V. 3 A ética profissional

Como vimos, definimos a ética como padrão de conduta, norma social, indicador de comportamento adequado. A ética é uma disciplina normativa cujos objectivos são prescritivos e avaliativos, consistindo a sua intervenção na crítica dos padrões de conduta que se consideram adequados. A ética é a análise crítica do valores morais que permitem distinguir os campos do bem e do mal. Quando limitamos a esfera da ética a um determinado grupo socio-profissional, definimos a ética profissional como dizendo respeito à análise dos comportamentos no âmbito de uma determinada profissão, e analisando a rede específica de interrelacionamentos que nela se tecem.

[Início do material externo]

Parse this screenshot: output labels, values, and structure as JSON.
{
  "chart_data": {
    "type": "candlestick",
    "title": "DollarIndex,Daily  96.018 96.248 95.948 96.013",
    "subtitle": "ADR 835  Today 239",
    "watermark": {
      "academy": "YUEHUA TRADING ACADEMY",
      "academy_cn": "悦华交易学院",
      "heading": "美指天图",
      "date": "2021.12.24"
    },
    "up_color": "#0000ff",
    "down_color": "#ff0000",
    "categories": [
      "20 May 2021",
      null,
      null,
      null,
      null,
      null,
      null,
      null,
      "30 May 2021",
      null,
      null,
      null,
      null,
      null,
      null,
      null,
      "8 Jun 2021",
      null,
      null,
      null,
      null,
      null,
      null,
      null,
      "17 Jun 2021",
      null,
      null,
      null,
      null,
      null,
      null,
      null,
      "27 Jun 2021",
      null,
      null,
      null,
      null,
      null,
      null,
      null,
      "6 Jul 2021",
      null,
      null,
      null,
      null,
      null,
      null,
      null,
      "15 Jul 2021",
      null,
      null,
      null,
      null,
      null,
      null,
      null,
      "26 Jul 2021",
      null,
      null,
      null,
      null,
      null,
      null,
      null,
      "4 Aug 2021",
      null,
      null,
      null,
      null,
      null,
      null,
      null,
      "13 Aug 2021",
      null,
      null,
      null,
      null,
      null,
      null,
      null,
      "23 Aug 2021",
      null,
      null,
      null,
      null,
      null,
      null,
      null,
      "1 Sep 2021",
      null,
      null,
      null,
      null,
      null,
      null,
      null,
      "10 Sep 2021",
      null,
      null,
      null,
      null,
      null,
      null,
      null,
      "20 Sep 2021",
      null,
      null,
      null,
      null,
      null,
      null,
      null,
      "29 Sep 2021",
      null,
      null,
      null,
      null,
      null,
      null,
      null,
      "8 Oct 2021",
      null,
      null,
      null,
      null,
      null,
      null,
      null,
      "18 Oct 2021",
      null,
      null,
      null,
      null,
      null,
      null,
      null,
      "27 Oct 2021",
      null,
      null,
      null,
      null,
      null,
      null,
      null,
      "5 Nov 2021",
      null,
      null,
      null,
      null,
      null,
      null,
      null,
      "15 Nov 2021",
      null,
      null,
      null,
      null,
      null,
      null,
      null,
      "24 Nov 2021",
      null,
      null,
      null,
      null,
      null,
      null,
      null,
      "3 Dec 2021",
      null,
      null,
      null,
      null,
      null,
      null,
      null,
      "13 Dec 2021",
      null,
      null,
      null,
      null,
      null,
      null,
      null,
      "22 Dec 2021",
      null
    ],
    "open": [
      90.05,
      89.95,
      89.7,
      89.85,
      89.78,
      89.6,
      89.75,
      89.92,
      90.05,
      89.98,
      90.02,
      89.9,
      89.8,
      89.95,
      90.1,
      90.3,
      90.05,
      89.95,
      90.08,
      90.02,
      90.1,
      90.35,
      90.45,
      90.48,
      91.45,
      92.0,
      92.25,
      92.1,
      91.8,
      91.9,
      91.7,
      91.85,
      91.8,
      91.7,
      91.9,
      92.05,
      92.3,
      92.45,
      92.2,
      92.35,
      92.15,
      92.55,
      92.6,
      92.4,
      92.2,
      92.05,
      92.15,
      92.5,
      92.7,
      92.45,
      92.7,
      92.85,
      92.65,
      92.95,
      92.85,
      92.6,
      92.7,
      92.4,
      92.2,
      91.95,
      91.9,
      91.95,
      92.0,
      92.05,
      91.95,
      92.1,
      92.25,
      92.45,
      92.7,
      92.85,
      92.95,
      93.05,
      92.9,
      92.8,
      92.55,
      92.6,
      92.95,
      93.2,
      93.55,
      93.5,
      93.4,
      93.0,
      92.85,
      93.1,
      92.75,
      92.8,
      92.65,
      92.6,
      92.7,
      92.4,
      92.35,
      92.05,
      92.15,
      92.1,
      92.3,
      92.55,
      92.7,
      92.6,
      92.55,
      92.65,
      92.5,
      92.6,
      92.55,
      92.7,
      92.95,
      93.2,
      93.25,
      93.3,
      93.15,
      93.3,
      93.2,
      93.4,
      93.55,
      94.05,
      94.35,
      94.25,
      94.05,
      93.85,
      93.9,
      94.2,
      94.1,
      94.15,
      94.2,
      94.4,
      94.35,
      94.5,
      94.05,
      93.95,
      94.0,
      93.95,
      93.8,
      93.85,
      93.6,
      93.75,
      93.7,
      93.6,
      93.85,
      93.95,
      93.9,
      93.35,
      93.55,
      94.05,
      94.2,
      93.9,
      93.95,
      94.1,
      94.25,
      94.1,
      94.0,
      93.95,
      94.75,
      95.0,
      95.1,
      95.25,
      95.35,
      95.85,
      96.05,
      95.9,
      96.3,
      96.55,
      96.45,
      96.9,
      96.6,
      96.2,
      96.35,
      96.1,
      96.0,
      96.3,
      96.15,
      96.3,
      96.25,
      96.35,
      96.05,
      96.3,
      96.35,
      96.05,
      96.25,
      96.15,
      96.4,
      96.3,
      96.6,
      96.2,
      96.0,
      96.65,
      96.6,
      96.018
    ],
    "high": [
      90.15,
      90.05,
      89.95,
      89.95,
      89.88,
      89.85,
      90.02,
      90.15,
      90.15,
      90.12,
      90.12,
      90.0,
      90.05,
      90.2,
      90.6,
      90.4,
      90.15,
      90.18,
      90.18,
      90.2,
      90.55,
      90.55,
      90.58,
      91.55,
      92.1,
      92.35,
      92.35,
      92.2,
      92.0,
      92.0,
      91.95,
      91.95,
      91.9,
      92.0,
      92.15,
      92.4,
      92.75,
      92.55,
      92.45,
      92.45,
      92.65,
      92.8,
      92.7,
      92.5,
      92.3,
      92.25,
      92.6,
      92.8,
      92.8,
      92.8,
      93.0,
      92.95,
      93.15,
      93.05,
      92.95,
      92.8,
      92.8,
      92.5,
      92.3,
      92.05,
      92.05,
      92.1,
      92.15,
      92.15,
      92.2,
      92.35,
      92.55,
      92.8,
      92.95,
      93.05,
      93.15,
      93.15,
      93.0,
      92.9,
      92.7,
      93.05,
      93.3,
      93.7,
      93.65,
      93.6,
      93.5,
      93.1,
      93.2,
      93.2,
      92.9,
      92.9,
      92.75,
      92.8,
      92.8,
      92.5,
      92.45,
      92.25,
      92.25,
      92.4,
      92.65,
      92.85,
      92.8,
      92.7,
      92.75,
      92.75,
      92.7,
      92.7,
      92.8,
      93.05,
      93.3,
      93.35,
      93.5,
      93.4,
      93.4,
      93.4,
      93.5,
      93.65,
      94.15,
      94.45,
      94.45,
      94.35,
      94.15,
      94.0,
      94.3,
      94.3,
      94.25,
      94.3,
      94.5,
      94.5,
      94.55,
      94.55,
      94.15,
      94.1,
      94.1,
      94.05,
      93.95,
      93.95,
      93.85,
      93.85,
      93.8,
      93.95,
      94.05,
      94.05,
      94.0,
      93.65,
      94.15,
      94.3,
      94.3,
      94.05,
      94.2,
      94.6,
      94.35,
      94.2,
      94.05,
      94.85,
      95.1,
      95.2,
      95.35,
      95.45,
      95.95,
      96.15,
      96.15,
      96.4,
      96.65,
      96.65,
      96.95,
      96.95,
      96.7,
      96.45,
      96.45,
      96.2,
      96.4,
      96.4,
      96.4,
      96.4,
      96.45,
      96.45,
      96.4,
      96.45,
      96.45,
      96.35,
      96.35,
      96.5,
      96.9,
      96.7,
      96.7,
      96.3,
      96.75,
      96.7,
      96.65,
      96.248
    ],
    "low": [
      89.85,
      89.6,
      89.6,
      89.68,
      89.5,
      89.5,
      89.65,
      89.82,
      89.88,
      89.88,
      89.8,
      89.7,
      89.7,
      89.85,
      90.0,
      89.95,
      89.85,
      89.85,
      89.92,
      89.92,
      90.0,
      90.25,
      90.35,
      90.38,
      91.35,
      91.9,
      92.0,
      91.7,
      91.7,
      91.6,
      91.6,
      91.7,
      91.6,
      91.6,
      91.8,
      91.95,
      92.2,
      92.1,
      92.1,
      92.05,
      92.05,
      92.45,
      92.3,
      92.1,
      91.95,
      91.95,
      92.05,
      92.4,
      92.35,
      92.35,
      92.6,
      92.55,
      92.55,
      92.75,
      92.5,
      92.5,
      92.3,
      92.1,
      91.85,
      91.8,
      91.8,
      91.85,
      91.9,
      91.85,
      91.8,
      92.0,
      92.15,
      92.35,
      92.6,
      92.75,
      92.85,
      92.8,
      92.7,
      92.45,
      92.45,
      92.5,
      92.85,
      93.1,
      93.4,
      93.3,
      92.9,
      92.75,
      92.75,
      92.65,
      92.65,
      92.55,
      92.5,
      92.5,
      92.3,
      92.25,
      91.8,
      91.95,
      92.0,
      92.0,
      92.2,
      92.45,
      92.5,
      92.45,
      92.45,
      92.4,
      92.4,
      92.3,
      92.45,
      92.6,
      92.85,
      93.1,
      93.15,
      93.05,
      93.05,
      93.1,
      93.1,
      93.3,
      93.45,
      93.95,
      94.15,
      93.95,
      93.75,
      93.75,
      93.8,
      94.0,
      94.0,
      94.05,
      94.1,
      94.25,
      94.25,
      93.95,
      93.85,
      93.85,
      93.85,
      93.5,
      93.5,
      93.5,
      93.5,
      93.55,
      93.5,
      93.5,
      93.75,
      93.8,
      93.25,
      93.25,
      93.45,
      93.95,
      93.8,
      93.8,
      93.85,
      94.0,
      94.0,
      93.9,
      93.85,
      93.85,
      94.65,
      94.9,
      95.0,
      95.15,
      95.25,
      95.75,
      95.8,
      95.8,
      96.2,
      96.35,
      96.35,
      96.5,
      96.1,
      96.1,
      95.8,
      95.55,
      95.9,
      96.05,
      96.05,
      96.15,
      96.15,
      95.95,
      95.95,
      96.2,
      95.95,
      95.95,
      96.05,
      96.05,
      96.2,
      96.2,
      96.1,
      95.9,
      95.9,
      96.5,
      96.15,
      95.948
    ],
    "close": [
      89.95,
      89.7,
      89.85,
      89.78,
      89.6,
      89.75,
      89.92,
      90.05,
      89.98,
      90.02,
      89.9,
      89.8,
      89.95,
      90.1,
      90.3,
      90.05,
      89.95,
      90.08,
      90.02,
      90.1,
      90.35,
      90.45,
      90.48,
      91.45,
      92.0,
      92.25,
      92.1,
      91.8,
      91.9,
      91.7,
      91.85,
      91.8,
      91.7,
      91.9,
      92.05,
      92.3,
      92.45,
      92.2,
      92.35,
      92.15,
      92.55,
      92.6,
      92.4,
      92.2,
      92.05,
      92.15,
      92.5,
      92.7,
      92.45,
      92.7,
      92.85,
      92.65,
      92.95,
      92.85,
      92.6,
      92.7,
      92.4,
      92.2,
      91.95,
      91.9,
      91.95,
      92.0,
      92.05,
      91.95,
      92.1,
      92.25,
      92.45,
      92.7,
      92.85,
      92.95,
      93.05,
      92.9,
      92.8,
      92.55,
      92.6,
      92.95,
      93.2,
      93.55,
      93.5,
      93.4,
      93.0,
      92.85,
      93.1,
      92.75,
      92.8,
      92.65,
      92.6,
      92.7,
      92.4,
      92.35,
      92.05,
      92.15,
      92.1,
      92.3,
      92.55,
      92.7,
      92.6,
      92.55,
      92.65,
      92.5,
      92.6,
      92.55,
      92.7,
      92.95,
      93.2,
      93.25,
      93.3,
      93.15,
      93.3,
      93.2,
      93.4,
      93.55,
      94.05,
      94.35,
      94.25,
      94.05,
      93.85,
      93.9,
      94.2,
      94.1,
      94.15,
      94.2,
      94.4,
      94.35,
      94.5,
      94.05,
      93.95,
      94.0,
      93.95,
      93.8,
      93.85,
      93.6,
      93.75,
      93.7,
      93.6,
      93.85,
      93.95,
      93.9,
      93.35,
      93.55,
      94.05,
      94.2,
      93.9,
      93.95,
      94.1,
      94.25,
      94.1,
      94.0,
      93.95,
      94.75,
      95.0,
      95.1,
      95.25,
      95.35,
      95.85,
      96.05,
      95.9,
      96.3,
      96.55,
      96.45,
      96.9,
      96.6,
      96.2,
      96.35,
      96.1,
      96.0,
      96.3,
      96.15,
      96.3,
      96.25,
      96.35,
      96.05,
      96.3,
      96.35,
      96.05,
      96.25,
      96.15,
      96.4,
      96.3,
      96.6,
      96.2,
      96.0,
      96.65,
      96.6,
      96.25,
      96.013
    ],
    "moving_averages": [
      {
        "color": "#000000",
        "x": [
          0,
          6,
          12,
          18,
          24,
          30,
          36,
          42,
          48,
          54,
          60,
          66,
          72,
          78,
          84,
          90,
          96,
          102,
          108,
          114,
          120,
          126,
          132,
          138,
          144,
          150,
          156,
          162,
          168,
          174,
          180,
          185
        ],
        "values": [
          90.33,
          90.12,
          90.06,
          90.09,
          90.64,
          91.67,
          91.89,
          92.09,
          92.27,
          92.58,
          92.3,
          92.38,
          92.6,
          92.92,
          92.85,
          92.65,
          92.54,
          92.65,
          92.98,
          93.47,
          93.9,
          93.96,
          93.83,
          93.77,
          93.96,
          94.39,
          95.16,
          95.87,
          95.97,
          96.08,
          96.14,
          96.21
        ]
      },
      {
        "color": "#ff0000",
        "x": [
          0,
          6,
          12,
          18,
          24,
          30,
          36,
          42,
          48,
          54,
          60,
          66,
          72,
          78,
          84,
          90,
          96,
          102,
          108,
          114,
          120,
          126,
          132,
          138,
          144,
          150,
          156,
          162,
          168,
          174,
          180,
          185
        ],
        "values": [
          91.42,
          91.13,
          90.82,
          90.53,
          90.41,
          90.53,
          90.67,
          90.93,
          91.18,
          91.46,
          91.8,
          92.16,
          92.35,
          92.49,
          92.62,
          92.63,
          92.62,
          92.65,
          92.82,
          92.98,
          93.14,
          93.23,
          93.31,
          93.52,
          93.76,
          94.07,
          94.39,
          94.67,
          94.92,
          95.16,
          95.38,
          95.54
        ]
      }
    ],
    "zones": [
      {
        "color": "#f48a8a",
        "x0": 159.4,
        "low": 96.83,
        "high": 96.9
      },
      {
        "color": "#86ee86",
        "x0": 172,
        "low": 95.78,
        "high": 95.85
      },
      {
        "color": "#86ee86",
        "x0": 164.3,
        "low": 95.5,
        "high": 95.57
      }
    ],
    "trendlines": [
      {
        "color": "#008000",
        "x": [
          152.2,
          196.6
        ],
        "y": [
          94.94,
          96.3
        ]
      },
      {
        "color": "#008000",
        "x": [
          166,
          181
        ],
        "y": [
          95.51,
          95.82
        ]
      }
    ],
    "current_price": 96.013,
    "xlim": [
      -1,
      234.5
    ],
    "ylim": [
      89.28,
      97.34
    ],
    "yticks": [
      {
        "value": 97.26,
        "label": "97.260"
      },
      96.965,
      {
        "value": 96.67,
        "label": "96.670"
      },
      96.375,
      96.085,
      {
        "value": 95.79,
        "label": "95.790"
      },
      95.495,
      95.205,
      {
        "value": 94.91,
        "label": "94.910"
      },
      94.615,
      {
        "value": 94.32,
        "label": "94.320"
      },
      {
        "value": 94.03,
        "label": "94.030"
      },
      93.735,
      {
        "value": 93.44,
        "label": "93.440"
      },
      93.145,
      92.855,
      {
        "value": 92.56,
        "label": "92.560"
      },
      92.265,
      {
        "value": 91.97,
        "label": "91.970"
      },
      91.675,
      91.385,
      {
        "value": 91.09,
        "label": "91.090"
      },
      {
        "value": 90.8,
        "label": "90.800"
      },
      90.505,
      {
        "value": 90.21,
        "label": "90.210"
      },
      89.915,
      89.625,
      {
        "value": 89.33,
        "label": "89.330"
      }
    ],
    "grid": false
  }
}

A questão da responsabilidade do cientista e do bom desempenho da sua profissão não tem deixado de interessar diversos autores da actualidade. A permanência desta temática e o crescente interesse pela mesma prende-se com o questionamento de que tem sido alvo a ciência e a sua importância nas sociedades ditas de risco. O aumento de interesse deriva também do número crescente de casos polémicos em torno dos desenvolvimentos cada vez mais poderosos de que a ciência e técnica moderna são capazes, e que os mass media descreveram vigorosamente. Por outro lado, os caminhos da ciência e da tecnologia cruzaram os do ser humano no seu âmago, com a emergência da questão genética sobretudo, e das ciências da vida de forma mais generalizada. A questão ecológica foi também uma fonte de pressão para colocar o questionamento dos efeitos da ciência e da tecnologia na agenda política e mediática. As ligações por vezes perigosas que se estabeleceram com a indústria e o sector empresarial, permitiram a prossecução de muitos projectos científicos mas também orientaram o curso da investigação para temáticas com impacto comercial, mais do que trabalharam para o progresso científico num sentido weberiano329. Também se reconheceu que a ciência é uma actividade que se desenvolve num contexto social, não só porque depende de

fundos públicos e (cada vez mais) privados mas também porque necessita do apoio e da confiança do público para desenvolver a sua actividade. "... these applications and implications of science entail duties of public responsibility and accountability"330. De forma global, podemos dizer que o questionamento da ciência abalou a confiança dos cidadãos nas intenções daqueles que fazem a ciência e nas entidades que os acolhem ou que os financiam.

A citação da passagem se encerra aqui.